The indigenous and once-celebrated American buffalo (Bison bison), as absent from the National Zoo in recent years as from the nickel, returned to its former home on Connecticut Avenue yesterday freighted anew with history and environmental instruction.

The new arrivals, two 1,200-pound females purchased from the Burnet Park Zoo in Syracuse, N.Y., are the first buffalo displayed here since their predecessors were shuffled off to other zoos in 1965.

Prior to that buffalo were something of a zoo mainstay, and, in fact, grazed the Mall in the 1880s, before the zoo was ever built, as live models for taxidermists at the Smithsonian Institution.

In those days the buffalo was a rallying symbol for conservationists mindful of the dwindling resources of a vanishing frontier.

Once adrift on the Great Plains in vast herds, the shaggy animals had been hunted to the edge of extinction by hide-hunters, meat packers and tongue picklers as well as trigger-happy travelers who casually slaughtered them by the thousands from the windows of passing trains.

By the turn of the century, the number of buffalo in the United States had dwindled from an estimated 60 million to fewer than a thousand, protected in a handful of parks and private herds.
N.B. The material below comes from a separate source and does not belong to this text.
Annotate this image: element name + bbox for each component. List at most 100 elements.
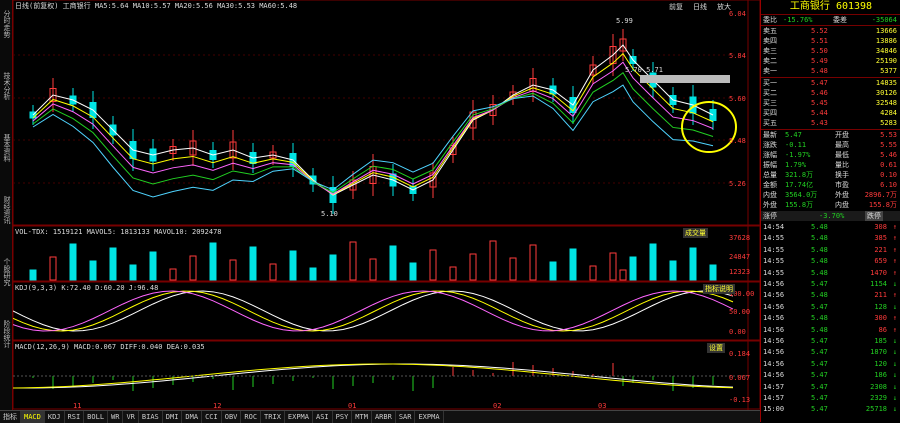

Naturalists were uncertain of the fate even of those.

By the 1960s, however, the durable species had proved all it needed was to be left alone. The herds had so multiplied that buffalo fanciers from Virginia to California were raising them for meat as well as memory, and breeding them into cattalo and beefalo with domestic cattle.

Today, when Washingtonians in quest of the frontier experience can sample buffalo steaks at Dominique's Restaurant or the International Safeway, more than 70,000 buffalo are prospering in parks and game preserves around the country.

Zoo spokesman Mike Morgan said the National Zoo never really wanted to get rid of its buffalo, but the animal's very ecological prosperity brought it into conflict with prevailing zoo philosophy.

"During the 1960s it was felt the zoo should concentrate on rare and endangered animals which the public had little opportunity to observe in other places," he said. "We had bison herds right out in Fairfax County."

In addition, he said, space was at a premium in 1965 as the zoo redesigned its hooved animal houses, and the animals were never replaced.

The two new arrivals, who have not been named, will be housed in an enclosure near the small animal house last used by a six-year-old rare black rhinoceros named Nipo. Nipo, he said, has been sent off to visit a female black rhino in Seoul, Korea, with instructions to be fruitful and multiply.